We start by broadcasting all the index arrays. In this case there's only one index array - 0 - so we don't have to do any broadcasting, but what's the shape of a scalar like 0? It's actually empty or 0-dimensional. You can see this by calling

np.array(0).shape  # ()

So we have an empty dimensional index, ().
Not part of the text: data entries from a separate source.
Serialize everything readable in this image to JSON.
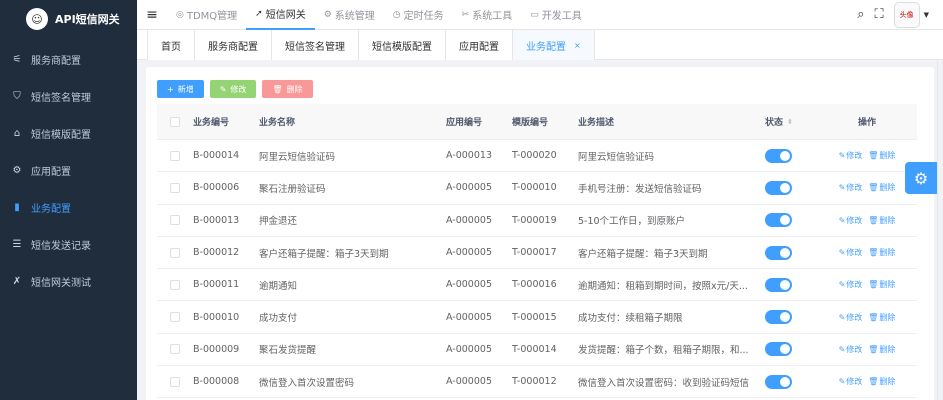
{
  "app": {
    "title": "API短信网关",
    "logo_text": "☺"
  },
  "sidebar": {
    "items": [
      {
        "label": "服务商配置",
        "icon": "sliders-icon",
        "glyph": "⚟",
        "active": false
      },
      {
        "label": "短信签名管理",
        "icon": "shield-check-icon",
        "glyph": "⛉",
        "active": false
      },
      {
        "label": "短信模版配置",
        "icon": "tag-icon",
        "glyph": "⌂",
        "active": false
      },
      {
        "label": "应用配置",
        "icon": "gear-icon",
        "glyph": "⚙",
        "active": false
      },
      {
        "label": "业务配置",
        "icon": "bar-chart-icon",
        "glyph": "▮",
        "active": true
      },
      {
        "label": "短信发送记录",
        "icon": "list-icon",
        "glyph": "☰",
        "active": false
      },
      {
        "label": "短信网关测试",
        "icon": "tools-icon",
        "glyph": "✗",
        "active": false
      }
    ]
  },
  "topbar": {
    "menu": [
      {
        "label": "TDMQ管理",
        "glyph": "◎",
        "active": false
      },
      {
        "label": "短信网关",
        "glyph": "➚",
        "active": true
      },
      {
        "label": "系统管理",
        "glyph": "⚙",
        "active": false
      },
      {
        "label": "定时任务",
        "glyph": "◷",
        "active": false
      },
      {
        "label": "系统工具",
        "glyph": "✂",
        "active": false
      },
      {
        "label": "开发工具",
        "glyph": "▭",
        "active": false
      }
    ],
    "avatar_text": "头像"
  },
  "tags": [
    {
      "label": "首页",
      "active": false
    },
    {
      "label": "服务商配置",
      "active": false
    },
    {
      "label": "短信签名管理",
      "active": false
    },
    {
      "label": "短信模版配置",
      "active": false
    },
    {
      "label": "应用配置",
      "active": false
    },
    {
      "label": "业务配置",
      "active": true
    }
  ],
  "toolbar": {
    "add_label": "新增",
    "edit_label": "修改",
    "delete_label": "删除"
  },
  "table": {
    "headers": {
      "bid": "业务编号",
      "name": "业务名称",
      "aid": "应用编号",
      "tid": "模版编号",
      "desc": "业务描述",
      "status": "状态",
      "ops": "操作"
    },
    "edit_label": "修改",
    "delete_label": "删除",
    "rows": [
      {
        "bid": "B-000014",
        "name": "阿里云短信验证码",
        "aid": "A-000013",
        "tid": "T-000020",
        "desc": "阿里云短信验证码",
        "enabled": true
      },
      {
        "bid": "B-000006",
        "name": "聚石注册验证码",
        "aid": "A-000005",
        "tid": "T-000010",
        "desc": "手机号注册：发送短信验证码",
        "enabled": true
      },
      {
        "bid": "B-000013",
        "name": "押金退还",
        "aid": "A-000005",
        "tid": "T-000019",
        "desc": "5-10个工作日，到原账户",
        "enabled": true
      },
      {
        "bid": "B-000012",
        "name": "客户还箱子提醒：箱子3天到期",
        "aid": "A-000005",
        "tid": "T-000017",
        "desc": "客户还箱子提醒：箱子3天到期",
        "enabled": true
      },
      {
        "bid": "B-000011",
        "name": "逾期通知",
        "aid": "A-000005",
        "tid": "T-000016",
        "desc": "逾期通知：租箱到期时间，按照x元/天...",
        "enabled": true
      },
      {
        "bid": "B-000010",
        "name": "成功支付",
        "aid": "A-000005",
        "tid": "T-000015",
        "desc": "成功支付：续租箱子期限",
        "enabled": true
      },
      {
        "bid": "B-000009",
        "name": "聚石发货提醒",
        "aid": "A-000005",
        "tid": "T-000014",
        "desc": "发货提醒：箱子个数，租箱子期限，和...",
        "enabled": true
      },
      {
        "bid": "B-000008",
        "name": "微信登入首次设置密码",
        "aid": "A-000005",
        "tid": "T-000012",
        "desc": "微信登入首次设置密码：收到验证码短信",
        "enabled": true
      }
    ]
  }
}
Then we concatenate the size of each dimension with a slice, so we end up with a (3,2) result.

If we had wrapped the 0 index in square brackets, the final result would be a (3,2,1) array.

foo[:,:,[0]].shape  # (3, 2, 1)

View vs Copy

It's important to understand when array indexing produces a view and when it produces a copy.
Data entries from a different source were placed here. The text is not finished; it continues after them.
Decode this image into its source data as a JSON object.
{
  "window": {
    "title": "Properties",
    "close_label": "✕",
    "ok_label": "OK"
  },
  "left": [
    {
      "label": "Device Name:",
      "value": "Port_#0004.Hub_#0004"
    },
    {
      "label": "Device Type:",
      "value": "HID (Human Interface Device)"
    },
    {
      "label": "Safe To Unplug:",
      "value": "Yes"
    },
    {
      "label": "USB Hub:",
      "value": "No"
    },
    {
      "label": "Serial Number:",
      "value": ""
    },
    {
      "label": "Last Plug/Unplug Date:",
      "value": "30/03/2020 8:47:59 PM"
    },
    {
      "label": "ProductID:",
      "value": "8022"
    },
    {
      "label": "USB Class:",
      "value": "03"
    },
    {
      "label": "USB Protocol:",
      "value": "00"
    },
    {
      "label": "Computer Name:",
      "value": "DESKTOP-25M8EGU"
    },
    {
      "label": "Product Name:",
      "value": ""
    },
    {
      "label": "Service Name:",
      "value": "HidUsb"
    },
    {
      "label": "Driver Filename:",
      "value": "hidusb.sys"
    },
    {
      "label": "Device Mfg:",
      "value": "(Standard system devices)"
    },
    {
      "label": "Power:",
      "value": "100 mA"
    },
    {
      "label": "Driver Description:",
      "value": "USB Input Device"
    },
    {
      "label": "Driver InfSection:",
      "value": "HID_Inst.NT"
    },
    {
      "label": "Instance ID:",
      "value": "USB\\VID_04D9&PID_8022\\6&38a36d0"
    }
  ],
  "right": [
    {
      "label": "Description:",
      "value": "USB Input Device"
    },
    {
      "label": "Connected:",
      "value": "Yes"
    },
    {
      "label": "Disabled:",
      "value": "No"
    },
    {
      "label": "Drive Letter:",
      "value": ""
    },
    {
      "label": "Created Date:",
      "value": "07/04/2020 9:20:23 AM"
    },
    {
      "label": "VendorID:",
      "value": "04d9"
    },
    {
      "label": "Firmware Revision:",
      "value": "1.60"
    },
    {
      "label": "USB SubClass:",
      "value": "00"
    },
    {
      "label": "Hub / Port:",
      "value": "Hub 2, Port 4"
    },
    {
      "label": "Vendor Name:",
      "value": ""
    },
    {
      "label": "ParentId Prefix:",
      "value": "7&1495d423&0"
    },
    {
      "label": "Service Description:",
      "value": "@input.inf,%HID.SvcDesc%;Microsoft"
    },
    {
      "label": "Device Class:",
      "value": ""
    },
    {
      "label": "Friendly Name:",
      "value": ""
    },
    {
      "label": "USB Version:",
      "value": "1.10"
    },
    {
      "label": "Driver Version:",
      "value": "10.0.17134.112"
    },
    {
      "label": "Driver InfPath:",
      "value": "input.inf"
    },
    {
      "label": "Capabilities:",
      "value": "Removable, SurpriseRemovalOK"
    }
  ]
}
Suppose we have this 2d array, spongebob

spongebob = np.arange(12).reshape(3,-1)
print(spongebob)
# [[ 0  1  2  3]
#  [ 4  5  6  7]
#  [ 8  9 10 11]]

We can pick out the first two columns using array indexers or slicing.
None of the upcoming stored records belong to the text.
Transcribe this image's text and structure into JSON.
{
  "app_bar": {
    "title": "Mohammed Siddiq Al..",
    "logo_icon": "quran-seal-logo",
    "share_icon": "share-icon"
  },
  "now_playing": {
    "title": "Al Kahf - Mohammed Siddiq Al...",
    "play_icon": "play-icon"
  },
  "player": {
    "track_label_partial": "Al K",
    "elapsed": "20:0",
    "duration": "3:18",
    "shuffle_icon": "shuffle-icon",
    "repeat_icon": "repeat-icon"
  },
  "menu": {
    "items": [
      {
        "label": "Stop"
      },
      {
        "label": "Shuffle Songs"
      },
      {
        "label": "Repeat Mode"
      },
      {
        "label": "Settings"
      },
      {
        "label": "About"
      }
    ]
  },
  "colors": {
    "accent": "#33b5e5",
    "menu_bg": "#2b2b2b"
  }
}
squidward = spongebob[:, [0,1]]
patrick = spongebob[:, :2]

On the surface these techniques seem to produce the same result

np.all(patrick == squidward)  # True

but under the hood, these techniques are subtly different. squidward is a copy of spongebob while patrick is a view of spongebob.

Observe that if we modify squidward, spongebob is unchanged.

squidward[0,0] = 100
print(spongebob)
# [[ 0  1  2  3]
#  [ 4  5  6  7]
#  [ 8  9 10 11]]

By contrast, if we modify patrick, spongebob changes too.

patrick[0,0] = 100
print(spongebob)
# [[100   1   2   3]
#  [  4   5   6   7]
#  [  8   9  10  11]]

Array memory addresses

Another way to observe this is by looking up the memory address of the beginning of each array.

spongebob.__array_interface__  # {'data': (105553169745024, False), ...
squidward.__array_interface__  # {'data': (105553142497328, False), ...
patrick.__array_interface__    # {'data': (105553169745024, False), ...

It's clear that spongebob and patrick live at the same memory address, but the location of squidward is elsewhere.

Caution

The memory addresses listed here are the address of the beginning of each array. If two addresses are different, the arrays don't start at the same place, but portions of the arrays may still overlap!

A better technique to check if arrays share memory is to use NumPy's shares_memory() function.

np.shares_memory(spongebob, squidward)  # False
np.shares_memory(spongebob, patrick)    # True

How to force copy an array

In, general, when you subset an array using nothing but slices, NumPy returns a view of the original array. You can force numpy to copy the data using the array copy() method like this.

spongebob[:, :2].copy()
Note

When you subset an array using at least one index array, numpy will automatically copy the data.